Unsurprisingly, death sentences were returned, and the defendants were set to hang. But the Supreme Court intervened. Civilians could not be subjected to military justice while the civil courts were open, the Court said. The Constitution "is a law for rulers and people, equally in war and in peace."
Eighty years later, new ad hoc commissions were convened to try Nazi saboteurs who had landed on the beaches of Florida and Long Island in the summer of 1942. The reason this time was not that convictions could not be had in federal courts. There was plenty of evidence against the saboteurs, including the testimony of two who had gone to the FBI and exposed the plot. Instead, the reason was that President Franklin Roosevelt wanted the death penalty, and the saboteurs had done nothing that would justify it under federal law.
These World War II commissions are the direct forerunners of the Bush commissions. The Bush executive order creating commissions to try terrorism suspects tracks the language of FDR's very closely.
The Supreme Court reviewed FDR's use of commissions, and it upheld them. It did so in part, perhaps, because then-Attorney General Francis Biddle had conveyed to the Justices FDR's intent to execute the saboteurs no matter how the Court ruled, and in part because the Justices wanted to support the war effort. Experts at the time, and most scholars now, think the Court's decision was wrong. It was at least partially repudiated by the 2006 decision in Hamdan v. Rumsfeld, holding that the President could not create commissions contrary to the rules set out by Congress.

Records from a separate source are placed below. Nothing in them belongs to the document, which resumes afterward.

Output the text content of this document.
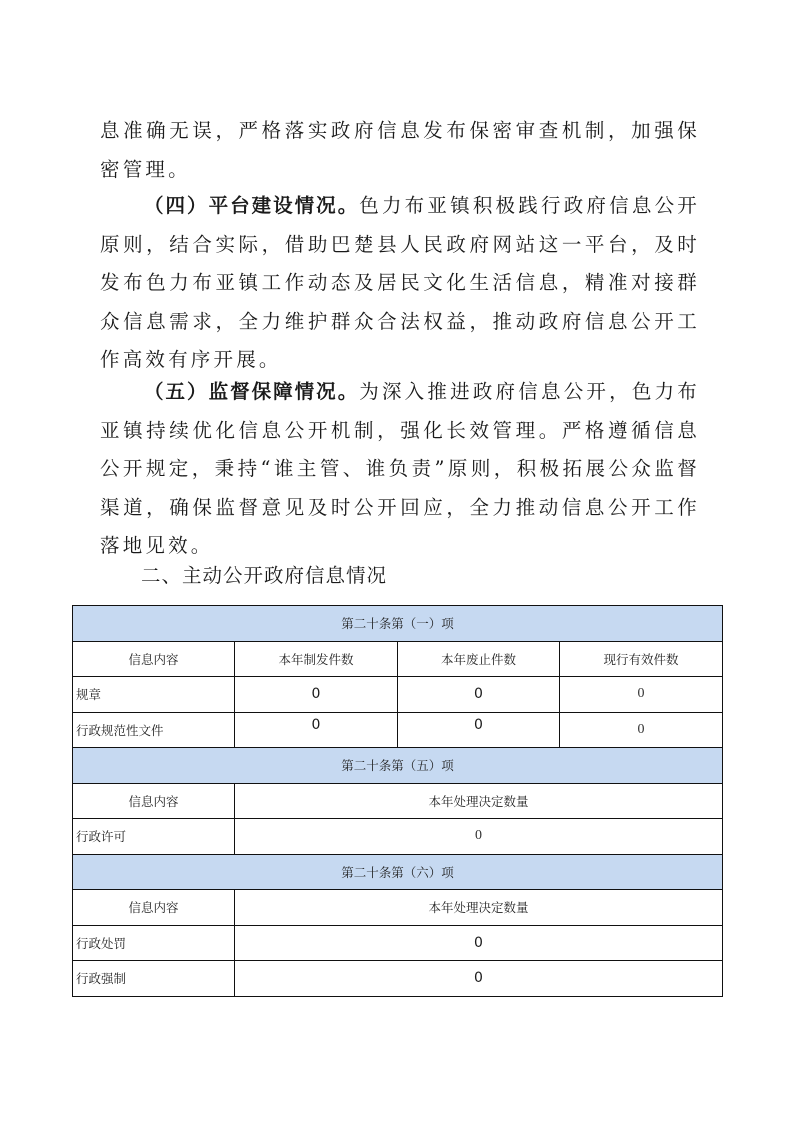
息准确无误，严格落实政府信息发布保密审查机制，加强保密管理。

（四）平台建设情况。色力布亚镇积极践行政府信息公开原则，结合实际，借助巴楚县人民政府网站这一平台，及时发布色力布亚镇工作动态及居民文化生活信息，精准对接群众信息需求，全力维护群众合法权益，推动政府信息公开工作高效有序开展。

（五）监督保障情况。为深入推进政府信息公开，色力布亚镇持续优化信息公开机制，强化长效管理。严格遵循信息公开规定，秉持“谁主管、谁负责”原则，积极拓展公众监督渠道，确保监督意见及时公开回应，全力推动信息公开工作落地见效。

二、主动公开政府信息情况
第二十条第（一）项			
信息内容	本年制发件数	本年废止件数	现行有效件数
规章	0	0	0
行政规范性文件	0	0	0
第二十条第（五）项			
信息内容	本年处理决定数量		
行政许可	0		
第二十条第（六）项			
信息内容	本年处理决定数量		
行政处罚	0		
行政强制	0		
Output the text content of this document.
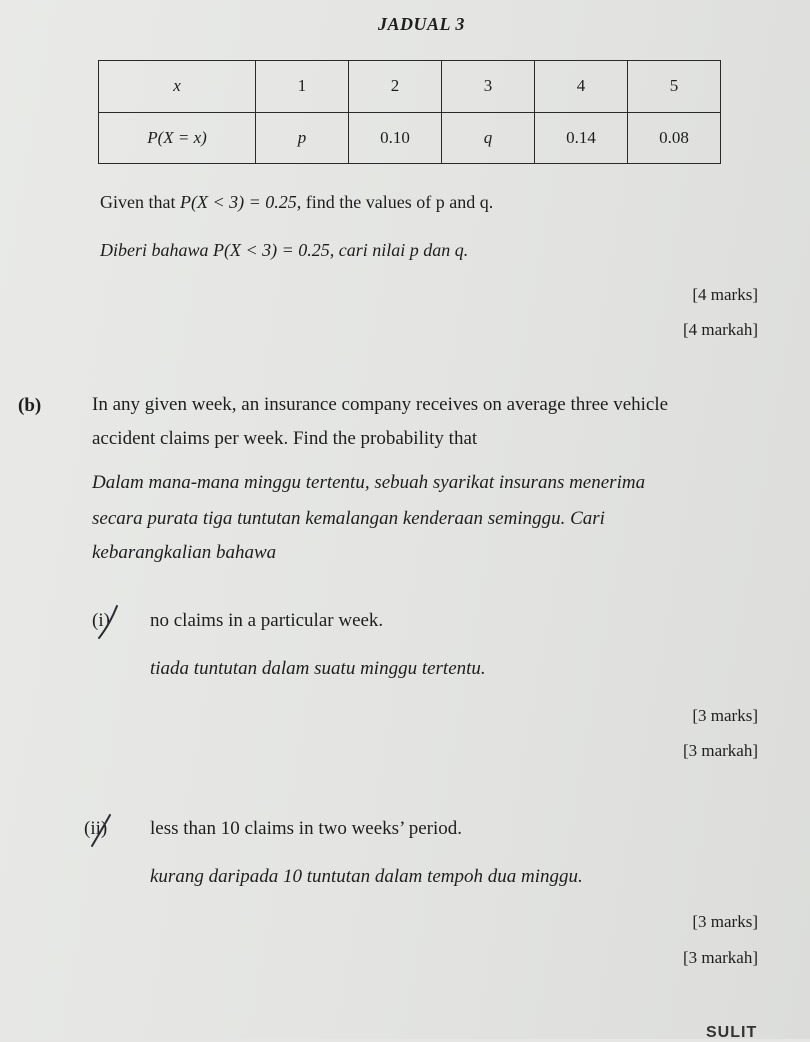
JADUAL 3
x	1	2	3	4	5
P(X = x)	p	0.10	q	0.14	0.08
Given that P(X < 3) = 0.25, find the values of p and q.
Diberi bahawa P(X < 3) = 0.25, cari nilai p dan q.
[4 marks]
[4 markah]
(b)	In any given week, an insurance company receives on average three vehicle
accident claims per week. Find the probability that
Dalam mana-mana minggu tertentu, sebuah syarikat insurans menerima
secara purata tiga tuntutan kemalangan kenderaan seminggu. Cari
kebarangkalian bahawa
(i) no claims in a particular week.
tiada tuntutan dalam suatu minggu tertentu.
[3 marks]
[3 markah]
(ii) less than 10 claims in two weeks’ period.
kurang daripada 10 tuntutan dalam tempoh dua minggu.
[3 marks]
[3 markah]
SULIT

Ad hoc commissions used to obtain convictions or punishments that could not be won in federal court, have, in short, been sorry chapters in our history. Why would Obama want to bring them back? The most likely answer is that, having reviewed the available information, he believes that among the Guantanamo detainees are men who are too dangerous to release, but who could not be convicted in federal court, probably because of federal rules governing hearsay evidence. If that is the answer, though, the revival of the military commissions is a terrible mistake.
Military commissions have proven ineffective as an alternate means of detaining people. The Bush administration ran a system so slanted towards conviction that some prosecutors resigned in protest.
It managed to win a six-month sentence for Osama bin Laden's driver and a plea bargain entailing immediate release from Guantanamo for an itinerant kangaroo skinner. It is hard to imagine that Obama's reconstituted commissions will do any better.
But there is a more serious problem with this use of military commissions. We have our rules of criminal procedure for good reasons.
Some people whose guilt seems sure turn out to be innocent, and this is especially true for the worst of the worst. (That is who we brought to Guantanamo, remember-and the Bush administration let over 500 go, realizing they were not who we thought.) Perhaps more deeply, a willingness to set aside established rules when they become inconvenient says something about us as a people.
It is one of the proudest principles of American justice that we do not change our system for people accused of particularly heinous crimes. Child abusers, serial killers, and traitors all get the same procedural protections as the garden-variety bank robber. (Traitors, in fact, get a bit more. The Constitution provides that no one shall be convicted of treason except on the testimony of two witnesses or confession in open court.)
Bending the rules to punish people we especially dislike is simply impossible to justify.
And in fact, punishment is not our aim. The goal with people deemed too dangerous to release is not to punish them for things they have done in the past but to prevent them from doing bad things in the future. There are laws that allow preventive detention for dangerous criminals, and incapacitation is of course the justification for holding prisoners of war.
If we need a regime of preventive detention for terrorism suspects, we should be discussing that possibility and exploring options. We should not be using ad hoc commissions as a substitute.